Derivatives of Trigonometric, Logarithmic, and Exponential Functions. Implicit Relations. How do I differentiate this implicit function ? Answer: sin(x-y) / sin(x-y) - 1

y = cos(x-y)

1 Answer
May 27, 2017

Given: y = cos(x-y)

Differentiate both sides.
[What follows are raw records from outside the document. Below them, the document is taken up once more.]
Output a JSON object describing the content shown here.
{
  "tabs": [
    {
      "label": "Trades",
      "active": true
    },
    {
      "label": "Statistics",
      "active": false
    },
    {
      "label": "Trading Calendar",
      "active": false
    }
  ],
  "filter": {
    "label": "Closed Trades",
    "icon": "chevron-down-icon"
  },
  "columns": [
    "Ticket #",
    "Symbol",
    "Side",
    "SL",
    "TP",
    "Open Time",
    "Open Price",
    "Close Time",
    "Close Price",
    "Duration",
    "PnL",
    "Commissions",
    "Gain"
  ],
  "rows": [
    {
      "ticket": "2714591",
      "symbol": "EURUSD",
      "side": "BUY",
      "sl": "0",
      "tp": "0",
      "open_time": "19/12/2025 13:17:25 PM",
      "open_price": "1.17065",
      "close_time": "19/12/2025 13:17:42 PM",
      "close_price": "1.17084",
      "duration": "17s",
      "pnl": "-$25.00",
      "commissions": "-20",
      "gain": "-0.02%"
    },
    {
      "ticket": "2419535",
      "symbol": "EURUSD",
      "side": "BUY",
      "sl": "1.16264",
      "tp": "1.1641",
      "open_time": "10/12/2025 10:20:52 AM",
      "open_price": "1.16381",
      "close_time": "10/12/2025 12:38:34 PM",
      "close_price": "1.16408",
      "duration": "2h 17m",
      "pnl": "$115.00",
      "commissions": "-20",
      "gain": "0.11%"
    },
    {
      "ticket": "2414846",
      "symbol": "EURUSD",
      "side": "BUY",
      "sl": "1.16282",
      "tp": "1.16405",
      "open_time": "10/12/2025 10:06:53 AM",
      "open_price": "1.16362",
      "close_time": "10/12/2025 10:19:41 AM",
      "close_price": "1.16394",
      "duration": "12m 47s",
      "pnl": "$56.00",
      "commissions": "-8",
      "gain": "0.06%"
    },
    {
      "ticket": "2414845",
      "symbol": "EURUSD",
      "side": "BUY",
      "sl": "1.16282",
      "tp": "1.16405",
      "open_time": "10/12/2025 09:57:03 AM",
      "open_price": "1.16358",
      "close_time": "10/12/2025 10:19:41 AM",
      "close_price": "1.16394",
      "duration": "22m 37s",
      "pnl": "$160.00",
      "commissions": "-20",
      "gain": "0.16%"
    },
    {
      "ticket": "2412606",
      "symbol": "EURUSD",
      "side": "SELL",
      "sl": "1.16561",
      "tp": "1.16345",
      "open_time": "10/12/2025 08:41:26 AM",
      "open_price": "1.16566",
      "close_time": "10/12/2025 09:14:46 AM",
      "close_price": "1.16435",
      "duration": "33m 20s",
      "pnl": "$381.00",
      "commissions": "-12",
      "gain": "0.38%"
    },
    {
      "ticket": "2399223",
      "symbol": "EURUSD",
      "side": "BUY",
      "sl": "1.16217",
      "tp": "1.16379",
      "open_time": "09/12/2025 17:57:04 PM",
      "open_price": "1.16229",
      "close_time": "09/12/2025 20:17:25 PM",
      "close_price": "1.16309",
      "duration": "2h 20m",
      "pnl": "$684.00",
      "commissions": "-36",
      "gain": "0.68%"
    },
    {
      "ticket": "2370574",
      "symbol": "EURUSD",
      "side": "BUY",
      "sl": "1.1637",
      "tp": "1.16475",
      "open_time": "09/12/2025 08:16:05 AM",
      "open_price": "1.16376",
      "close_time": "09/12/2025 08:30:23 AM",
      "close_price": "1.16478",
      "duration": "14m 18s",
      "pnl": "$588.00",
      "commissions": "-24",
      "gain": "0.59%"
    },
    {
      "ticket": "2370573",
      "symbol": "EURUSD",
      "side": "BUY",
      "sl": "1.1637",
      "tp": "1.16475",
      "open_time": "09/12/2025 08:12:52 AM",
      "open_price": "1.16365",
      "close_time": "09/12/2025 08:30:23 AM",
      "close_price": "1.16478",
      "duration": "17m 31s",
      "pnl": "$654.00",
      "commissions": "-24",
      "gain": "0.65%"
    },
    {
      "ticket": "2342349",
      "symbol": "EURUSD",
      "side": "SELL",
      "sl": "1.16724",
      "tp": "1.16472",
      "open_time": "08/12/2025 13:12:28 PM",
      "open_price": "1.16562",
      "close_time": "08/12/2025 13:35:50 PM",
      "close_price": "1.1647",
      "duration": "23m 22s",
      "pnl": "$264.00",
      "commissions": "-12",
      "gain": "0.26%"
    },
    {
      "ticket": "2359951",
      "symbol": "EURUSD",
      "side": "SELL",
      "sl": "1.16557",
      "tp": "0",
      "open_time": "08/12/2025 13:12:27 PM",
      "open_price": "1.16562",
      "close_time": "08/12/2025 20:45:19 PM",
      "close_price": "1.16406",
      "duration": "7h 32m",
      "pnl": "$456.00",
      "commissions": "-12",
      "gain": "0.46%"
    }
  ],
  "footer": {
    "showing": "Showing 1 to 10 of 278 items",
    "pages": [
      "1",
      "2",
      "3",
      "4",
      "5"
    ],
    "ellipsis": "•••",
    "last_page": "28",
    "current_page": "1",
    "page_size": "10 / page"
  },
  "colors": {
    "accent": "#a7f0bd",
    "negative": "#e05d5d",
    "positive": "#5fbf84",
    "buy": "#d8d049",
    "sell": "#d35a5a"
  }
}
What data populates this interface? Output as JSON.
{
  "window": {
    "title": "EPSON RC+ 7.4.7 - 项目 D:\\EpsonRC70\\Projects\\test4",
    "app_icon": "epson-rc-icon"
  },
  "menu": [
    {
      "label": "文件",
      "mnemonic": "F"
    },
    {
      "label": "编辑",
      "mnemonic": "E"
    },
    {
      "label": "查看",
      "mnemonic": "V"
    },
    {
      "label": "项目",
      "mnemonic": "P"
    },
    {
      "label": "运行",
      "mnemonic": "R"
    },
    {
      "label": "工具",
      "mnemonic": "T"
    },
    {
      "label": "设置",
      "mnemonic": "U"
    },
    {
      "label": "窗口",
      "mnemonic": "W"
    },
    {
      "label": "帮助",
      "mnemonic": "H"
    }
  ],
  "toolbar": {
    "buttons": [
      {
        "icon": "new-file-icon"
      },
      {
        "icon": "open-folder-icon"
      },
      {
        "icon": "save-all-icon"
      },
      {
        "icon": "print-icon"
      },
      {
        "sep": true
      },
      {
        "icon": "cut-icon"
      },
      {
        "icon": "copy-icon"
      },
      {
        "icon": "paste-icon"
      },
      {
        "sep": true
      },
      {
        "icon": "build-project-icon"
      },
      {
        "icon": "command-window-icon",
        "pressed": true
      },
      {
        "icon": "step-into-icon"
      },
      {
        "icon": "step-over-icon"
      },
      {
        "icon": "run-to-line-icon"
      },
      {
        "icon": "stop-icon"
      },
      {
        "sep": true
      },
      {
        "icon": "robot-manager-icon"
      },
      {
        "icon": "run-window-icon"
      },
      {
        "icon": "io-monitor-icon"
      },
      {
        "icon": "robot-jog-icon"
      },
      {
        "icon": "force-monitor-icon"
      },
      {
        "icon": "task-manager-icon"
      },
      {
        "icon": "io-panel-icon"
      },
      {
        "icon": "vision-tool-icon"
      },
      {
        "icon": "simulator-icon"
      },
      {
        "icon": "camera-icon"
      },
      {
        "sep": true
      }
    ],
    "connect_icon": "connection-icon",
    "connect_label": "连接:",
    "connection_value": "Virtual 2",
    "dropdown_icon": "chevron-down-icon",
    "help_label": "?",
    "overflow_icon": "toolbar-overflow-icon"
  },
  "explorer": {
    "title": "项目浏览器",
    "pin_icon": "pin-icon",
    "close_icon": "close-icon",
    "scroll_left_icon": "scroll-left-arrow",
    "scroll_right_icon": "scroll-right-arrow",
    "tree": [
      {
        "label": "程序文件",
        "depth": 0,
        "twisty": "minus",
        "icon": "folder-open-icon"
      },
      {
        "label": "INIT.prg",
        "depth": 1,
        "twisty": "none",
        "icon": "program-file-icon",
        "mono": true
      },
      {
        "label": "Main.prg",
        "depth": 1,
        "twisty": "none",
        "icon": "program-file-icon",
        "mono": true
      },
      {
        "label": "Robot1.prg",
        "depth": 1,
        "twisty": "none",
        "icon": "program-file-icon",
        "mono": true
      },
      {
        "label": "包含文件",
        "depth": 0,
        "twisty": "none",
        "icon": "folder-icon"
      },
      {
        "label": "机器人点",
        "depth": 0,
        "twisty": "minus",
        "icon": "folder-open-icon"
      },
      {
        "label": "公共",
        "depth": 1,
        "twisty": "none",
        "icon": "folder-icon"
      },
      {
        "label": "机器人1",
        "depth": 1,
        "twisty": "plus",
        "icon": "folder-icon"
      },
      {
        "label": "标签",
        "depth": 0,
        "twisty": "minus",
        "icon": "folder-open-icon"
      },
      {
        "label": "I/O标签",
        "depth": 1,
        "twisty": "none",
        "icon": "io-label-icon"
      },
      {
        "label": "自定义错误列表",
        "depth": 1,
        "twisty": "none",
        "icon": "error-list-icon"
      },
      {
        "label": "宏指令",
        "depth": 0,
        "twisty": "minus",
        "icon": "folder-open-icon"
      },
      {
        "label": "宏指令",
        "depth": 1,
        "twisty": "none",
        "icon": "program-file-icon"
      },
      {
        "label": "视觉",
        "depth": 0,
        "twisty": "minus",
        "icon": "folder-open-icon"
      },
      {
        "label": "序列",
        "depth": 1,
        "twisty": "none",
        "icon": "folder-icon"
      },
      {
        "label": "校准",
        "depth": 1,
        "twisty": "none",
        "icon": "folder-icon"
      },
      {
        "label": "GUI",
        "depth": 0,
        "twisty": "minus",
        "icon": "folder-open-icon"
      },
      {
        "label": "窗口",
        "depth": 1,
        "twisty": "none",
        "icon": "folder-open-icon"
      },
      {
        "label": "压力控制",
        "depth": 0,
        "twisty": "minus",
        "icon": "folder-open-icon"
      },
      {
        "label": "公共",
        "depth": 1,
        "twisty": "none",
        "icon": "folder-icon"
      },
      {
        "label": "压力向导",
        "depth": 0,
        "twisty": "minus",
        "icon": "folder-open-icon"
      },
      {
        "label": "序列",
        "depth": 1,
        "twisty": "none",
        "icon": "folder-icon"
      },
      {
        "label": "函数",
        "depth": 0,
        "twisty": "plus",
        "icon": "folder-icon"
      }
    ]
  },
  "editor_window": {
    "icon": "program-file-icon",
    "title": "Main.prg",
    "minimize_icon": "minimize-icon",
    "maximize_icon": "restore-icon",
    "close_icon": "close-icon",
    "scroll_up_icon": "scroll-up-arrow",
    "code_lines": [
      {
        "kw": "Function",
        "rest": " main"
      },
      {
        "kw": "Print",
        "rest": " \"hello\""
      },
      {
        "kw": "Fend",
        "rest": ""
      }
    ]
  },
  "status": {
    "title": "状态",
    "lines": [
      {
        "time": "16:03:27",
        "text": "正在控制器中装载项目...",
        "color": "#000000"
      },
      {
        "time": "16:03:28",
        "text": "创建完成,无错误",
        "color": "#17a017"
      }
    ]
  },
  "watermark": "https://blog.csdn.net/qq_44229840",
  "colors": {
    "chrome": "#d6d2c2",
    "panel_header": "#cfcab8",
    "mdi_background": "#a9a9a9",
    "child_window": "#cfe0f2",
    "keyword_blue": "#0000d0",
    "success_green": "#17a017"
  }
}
The left side is trivial:

dy/dx = (d(cos(x-y)))/dx

The right side requires the chain rule:

(d(cos(x-y)))/dx = -sin(x-y)(d(x-y))/dx

(d(cos(x-y)))/dx = -sin(x-y)(1-dy/dx)

Returning to the equation, we substitute into the right side:

dy/dx = -sin(x-y)(1-dy/dx)

Distribute the -sin(x-y):

dy/dx = -sin(x-y)+sin(x-y)dy/dx

Move all of the terms containing dy/dx to the left:

dy/dx - sin(x-y)dy/dx = -sin(x-y)

factor out dy/dx

(1 - sin(x-y))dy/dx = -sin(x-y)

Divide both sides by (1-sin(x-y))

dy/dx = (-sin(x-y))/(1 - sin(x-y))

Multiply the right side by 1 in the form of (-1)/-1

dy/dx = sin(x-y)/(sin(x-y)-1)